Разумеется, взаимосвязи двух описанных «Элегий» должны изучаться более подробно. Нам важно здесь указать лишь на некоторые аспекты их соотношения. Смена литературных ориентиров происходит у Жуковского под влиянием и общей атмосферы «Дружеского литературного общества», и в особенности под влиянием Андрея Тургенева. В первом варианте перевода зависимость Жуковского от Тургенева особенно заметна: он следует ему и в идейном, и в художественном отношении. Причем можно предполагать, что элегии осознавались авторами как взаимодополняющие произведения: в элегии Тургенева биографический подтекст очень отчетлив, он организует художественный мир элегии. Жуковский переводит элегию Грея, максимально репрезентативный в жанровом отношении текст; переводная элегия создает жанровый фон для оригинальной. В свою очередь, социально-философские идеи в Греевой элегии конкретизируются за счет биографической конкретности «Элегии» Тургенева. Так первый перевод «Элегии, написанной на сельском кладбище» становится не только литературным экспериментом, но и важным шагом в выстраивании своей биографии.

Второй перевод, собственно «Сельское кладбище», изменен автором согласно замечаниям Карамзина. Содержание его замечаний, очевидно, так и останется неизвестным. Поэтому мы можем лишь предполагать направление авторских и редакторских изменений. Обращает на себя внимание то, что Жуковский во втором переводе вновь вводит условное «ты» в текст элегии, т.е. возвращается к отвергнутому им и менее точному варианту перевода.
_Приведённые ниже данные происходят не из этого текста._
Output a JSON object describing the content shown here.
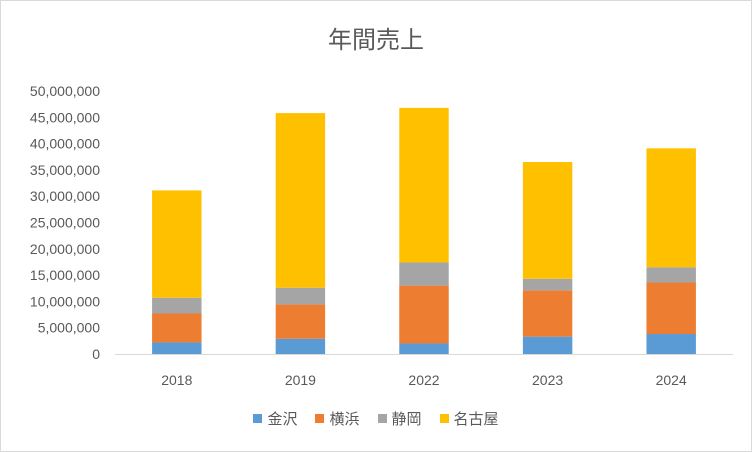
{
  "chart_data": {
    "type": "bar",
    "stacked": true,
    "title": "年間売上",
    "xlabel": "",
    "ylabel": "",
    "categories": [
      "2018",
      "2019",
      "2022",
      "2023",
      "2024"
    ],
    "series": [
      {
        "name": "金沢",
        "color": "#5b9bd5",
        "values": [
          2200000,
          2900000,
          2000000,
          3300000,
          3800000
        ]
      },
      {
        "name": "横浜",
        "color": "#ed7d31",
        "values": [
          5500000,
          6500000,
          11000000,
          8800000,
          9800000
        ]
      },
      {
        "name": "静岡",
        "color": "#a5a5a5",
        "values": [
          3000000,
          3200000,
          4400000,
          2200000,
          2900000
        ]
      },
      {
        "name": "名古屋",
        "color": "#ffc000",
        "values": [
          20400000,
          33200000,
          29400000,
          22200000,
          22600000
        ]
      }
    ],
    "ylim": [
      0,
      50000000
    ],
    "yticks": [
      "0",
      "5,000,000",
      "10,000,000",
      "15,000,000",
      "20,000,000",
      "25,000,000",
      "30,000,000",
      "35,000,000",
      "40,000,000",
      "45,000,000",
      "50,000,000"
    ],
    "grid": false,
    "legend": "bottom"
  }
}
При этом «любимец», приходящий почтить память друга, заменяется образом «чувствительного пришельца», который является почти цитатой из Карамзина, указывая на персонаж «Чувствительного и холодного» и героя «Писем русского путешественника». Уже в этом проявляется, как можно предположить, влияние эстетических воззрений Карамзина. Но мы можем реконструировать и другие аспекты карамзинской правки, если опять обратимся к сравнению «Элегии» Андрея Тургенева и греевой элегии Жуковского.
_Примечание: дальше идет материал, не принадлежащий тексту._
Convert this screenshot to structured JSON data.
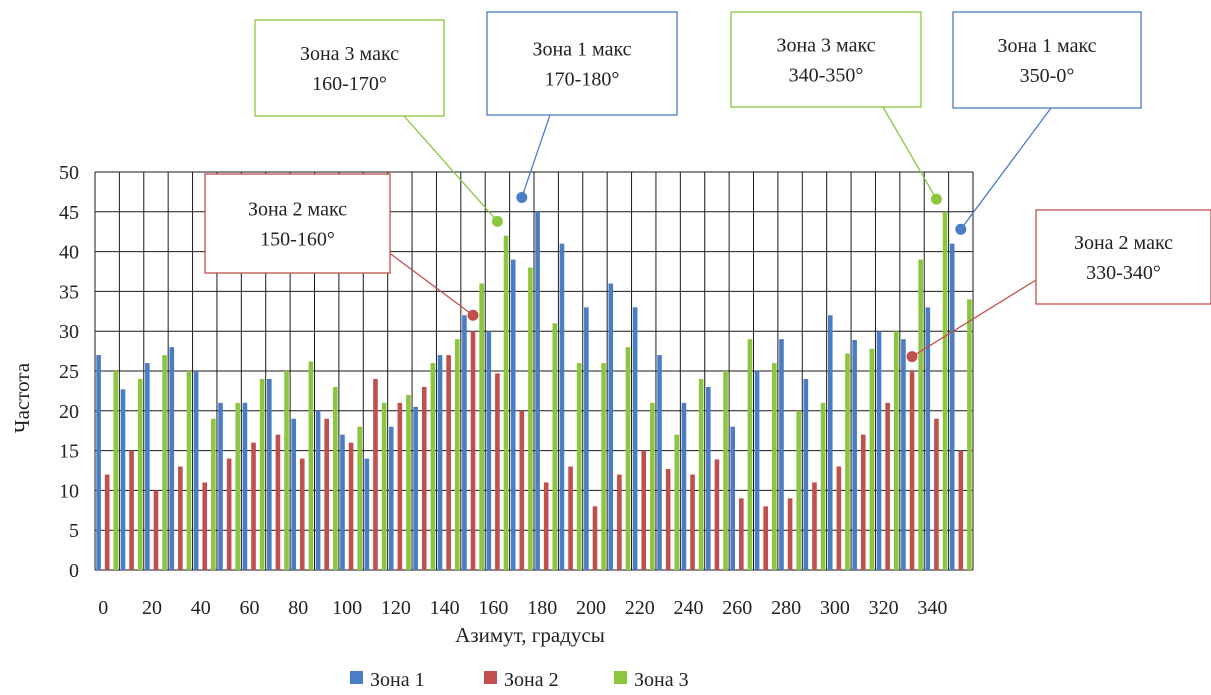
{
  "chart_data": {
    "type": "bar",
    "xlabel": "Азимут, градусы",
    "ylabel": "Частота",
    "ylim": [
      0,
      50
    ],
    "y_ticks": [
      0,
      5,
      10,
      15,
      20,
      25,
      30,
      35,
      40,
      45,
      50
    ],
    "grid": true,
    "legend_position": "bottom",
    "categories": [
      0,
      10,
      20,
      30,
      40,
      50,
      60,
      70,
      80,
      90,
      100,
      110,
      120,
      130,
      140,
      150,
      160,
      170,
      180,
      190,
      200,
      210,
      220,
      230,
      240,
      250,
      260,
      270,
      280,
      290,
      300,
      310,
      320,
      330,
      340,
      350
    ],
    "x_tick_labels": [
      "0",
      "20",
      "40",
      "60",
      "80",
      "100",
      "120",
      "140",
      "160",
      "180",
      "200",
      "220",
      "240",
      "260",
      "280",
      "300",
      "320",
      "340"
    ],
    "series": [
      {
        "name": "Зона 1",
        "color": "#4a7ec4",
        "values": [
          27,
          22.7,
          26,
          28,
          25,
          21,
          21,
          24,
          19,
          20,
          17,
          14,
          18,
          20.5,
          27,
          32,
          30,
          39,
          45,
          41,
          33,
          36,
          33,
          27,
          21,
          23,
          18,
          25,
          29,
          24,
          32,
          28.9,
          30,
          29,
          33,
          41
        ]
      },
      {
        "name": "Зона 2",
        "color": "#c0504d",
        "values": [
          12,
          15,
          10,
          13,
          11,
          14,
          16,
          17,
          14,
          19,
          16,
          24,
          21,
          23,
          27,
          30,
          24.7,
          20,
          11,
          13,
          8,
          12,
          15,
          12.7,
          12,
          13.9,
          9,
          8,
          9,
          11,
          13,
          17,
          21,
          25,
          19,
          15
        ]
      },
      {
        "name": "Зона 3",
        "color": "#8cc63f",
        "values": [
          25,
          24,
          27,
          25,
          19,
          21,
          24,
          25,
          26.2,
          23,
          18,
          21,
          22,
          26,
          29,
          36,
          42,
          38,
          31,
          26,
          26,
          28,
          21,
          17,
          24,
          25,
          29,
          26,
          20,
          21,
          27.2,
          27.8,
          30,
          39,
          45,
          34
        ]
      }
    ],
    "annotations": [
      {
        "lines": [
          "Зона 3 макс",
          "160-170°"
        ],
        "border_color": "#8cc63f",
        "dot_color": "#8cc63f",
        "point": {
          "x": 160,
          "y": 43.8
        }
      },
      {
        "lines": [
          "Зона 1 макс",
          "170-180°"
        ],
        "border_color": "#4a7ec4",
        "dot_color": "#4a7ec4",
        "point": {
          "x": 170,
          "y": 46.8
        }
      },
      {
        "lines": [
          "Зона 3 макс",
          "340-350°"
        ],
        "border_color": "#8cc63f",
        "dot_color": "#8cc63f",
        "point": {
          "x": 340,
          "y": 46.6
        }
      },
      {
        "lines": [
          "Зона 1 макс",
          "350-0°"
        ],
        "border_color": "#4a7ec4",
        "dot_color": "#4a7ec4",
        "point": {
          "x": 350,
          "y": 42.8
        }
      },
      {
        "lines": [
          "Зона 2 макс",
          "150-160°"
        ],
        "border_color": "#c0504d",
        "dot_color": "#c0504d",
        "point": {
          "x": 150,
          "y": 32
        }
      },
      {
        "lines": [
          "Зона 2 макс",
          "330-340°"
        ],
        "border_color": "#c0504d",
        "dot_color": "#c0504d",
        "point": {
          "x": 330,
          "y": 26.8
        }
      }
    ]
  }
}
В истории их создания и публикации есть примечательный факт, на который ранее, насколько нам известно, не обращали внимания литературоведы. Андрей Тургенев начинает писать «Элегию» в начале 1801 года, в апреле она еще не окончена; летом 1801 года Жуковский впервые переводит «Elegy». Жуковский пишет элегию, вероятно, именно для публикации в журнале у Карамзина, но тот читает перевод и не удовлетворяется его качеством. Затем наступает перерыв в работе обоих — это вторая половина 1801 — начало 1802 годов. В апреле 1802 Тургенев возвращается к «Элегии», дописывает ее к 2 мая и сообщает об этом Жуковскому. В письме к нему он раздумывает о публикации своего стихотворения в «Вестнике Европы»:

    Я кончил Элегию. Что если бы напечатать ее в Вестнике? Но надобно сделать так, чтобы Карамзин не сделал этого для меня и потому, что будучи знаком, совестно было бы отказать, а чтобы он сам захотел, а это, кажется, трудно и почти невозможно. Что ты думаешь?33

В июле «Элегия» напечатана в журнале Карамзина. А в августе Жуковский начинает переработку, вторичный перевод «Elegy», завершает его к осени, и в декабре «Сельское кладбище» также публикуется в «Вестнике Европы».
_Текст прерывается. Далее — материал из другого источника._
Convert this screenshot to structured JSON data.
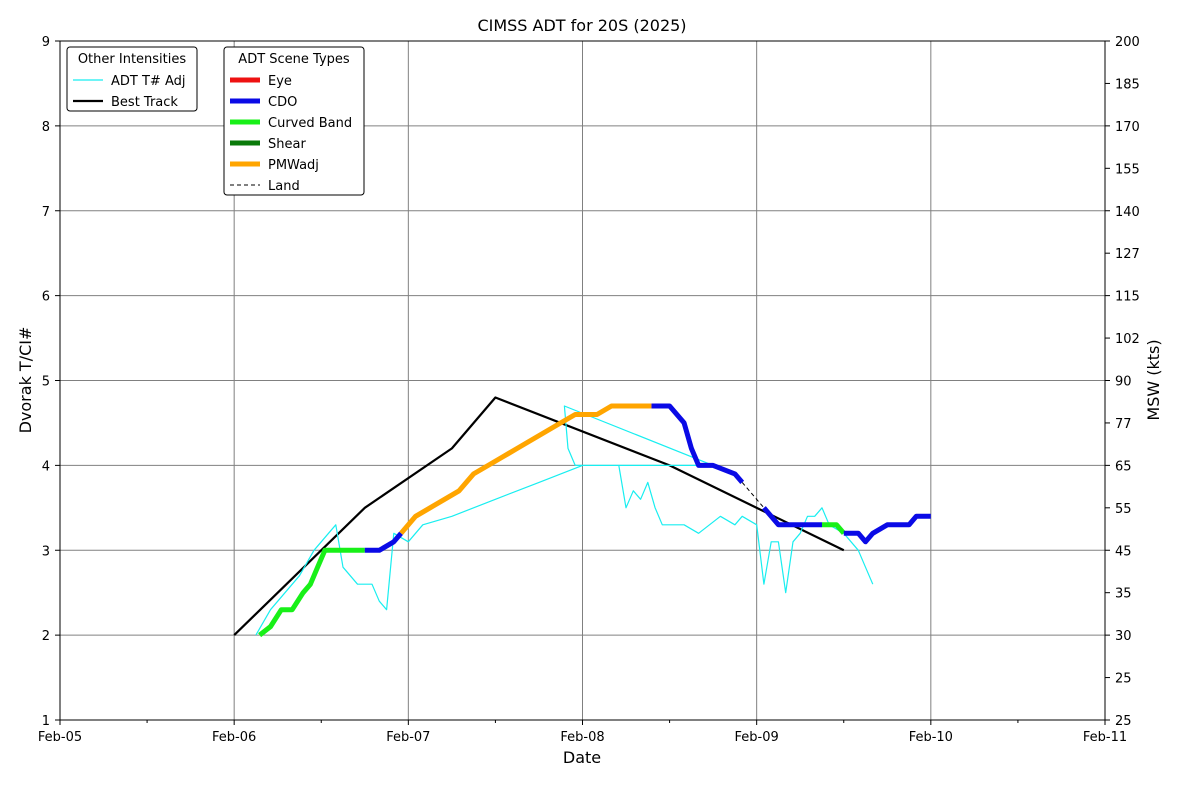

Из этого перечня дат явствует, что Тургеневу удается то, что не удалось Жуковскому: его элегия была опубликована очень быстро, между ее завершением и публикацией проходит всего два месяца. Жуковский вынужден переработать свой перевод коренным образом, чтобы он был принят в журнал. Примечательно, что переработку он начинает лишь после публикации тургеневской элегии, видимо, после чтения ее в журнале (июль–август). Меж тем замечания Карамзина были высказаны еще год назад, в конце лета 1801 года. Но только теперь Жуковский решает вернуться к своей элегии и учесть замечания. Видимо, это происходит благодаря знакомству с публикацией.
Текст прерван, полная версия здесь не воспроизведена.